Investors in Nigeria have been advised to expand their portfolios beyond equities by including alternative assets such as mutual funds, exchange-traded funds (ETFs), bonds, treasury bills and real estate. The call was made by Aruna Kebira, Managing Director of Globalview Capital Ltd and an economist, on Thursday in Lagos. He stressed that diversification is a key strategy for reducing exposure to volatility in the stock market and improving long-term returns. According to Kebira, concentrating funds solely in equities exposes investors to significant risk, especially during downturns in the capital market.

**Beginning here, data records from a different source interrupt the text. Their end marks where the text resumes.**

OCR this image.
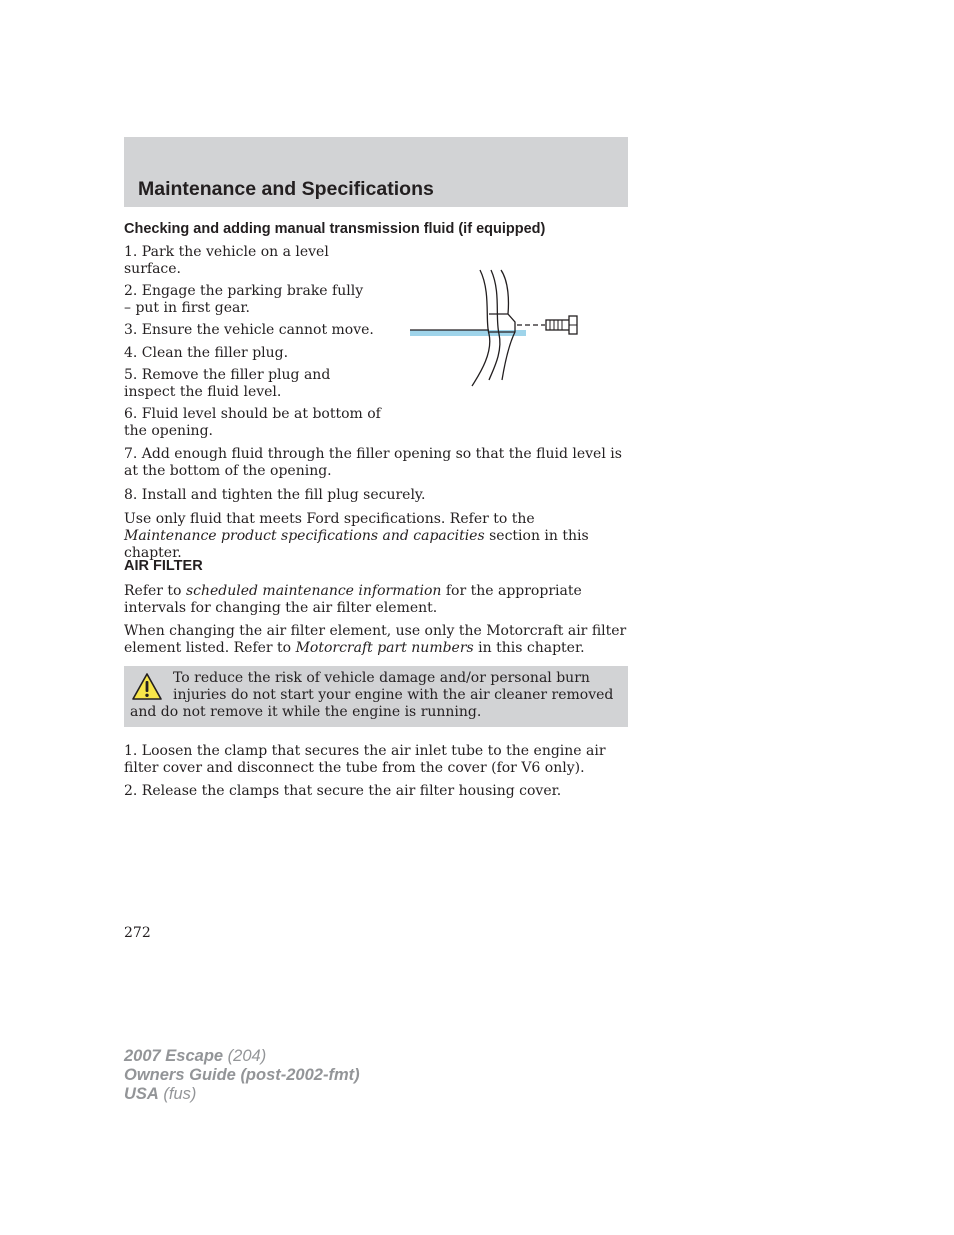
Maintenance and Specifications
Checking and adding manual transmission fluid (if equipped)

1. Park the vehicle on a level surface.

2. Engage the parking brake fully – put in first gear.

3. Ensure the vehicle cannot move.

4. Clean the filler plug.

5. Remove the filler plug and inspect the fluid level.

6. Fluid level should be at bottom of the opening.

7. Add enough fluid through the filler opening so that the fluid level is at the bottom of the opening.

8. Install and tighten the fill plug securely.

Use only fluid that meets Ford specifications. Refer to the Maintenance product specifications and capacities section in this chapter.

AIR FILTER

Refer to scheduled maintenance information for the appropriate intervals for changing the air filter element.

When changing the air filter element, use only the Motorcraft air filter element listed. Refer to Motorcraft part numbers in this chapter.

To reduce the risk of vehicle damage and/or personal burn injuries do not start your engine with the air cleaner removed and do not remove it while the engine is running.

1. Loosen the clamp that secures the air inlet tube to the engine air filter cover and disconnect the tube from the cover (for V6 only).

2. Release the clamps that secure the air filter housing cover.

272

2007 Escape (204)
Owners Guide (post-2002-fmt)
USA (fus)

He explained that a balanced portfolio allows gains in one asset class to offset losses in another, ensuring stability across changing market conditions. When equities decline, investments in fixed-income securities or money market instruments can help sustain portfolio value. Conversely, when stocks recover, their gains can boost overall performance. Kebira noted that many Nigerian investors remain overly focused on equities due to familiarity with dividends and capital appreciation. This preference, he said, limits access to opportunities in other asset classes.
The economist highlighted that mutual funds and ETFs offer built-in diversification, as professional fund managers allocate capital across various instruments, including bonds and treasury bills. This structure provides stability even when the stock market underperforms. However, Kebira attributed the low uptake of such collective investment schemes to a lack of understanding. Many investors grasp stock-related concepts like dividends but struggle with terms such as distributions and net asset values linked to mutual funds. As a result, they opt for individual stock purchases over professionally managed baskets of assets. He reiterated that diversification supports long-term financial goals and reduces the impact of market cycles.
Aruna Kebira promotes portfolio diversification while acknowledging most Nigerian investors stick to stocks due to limited financial literacy. His advice exposes a gap between expert recommendations and the reality of retail investors who lack understanding of alternative instruments. If investors cannot grasp how mutual funds work, simply urging diversification may not change behaviour. The real challenge lies in simplifying financial education, not just reiterating strategies.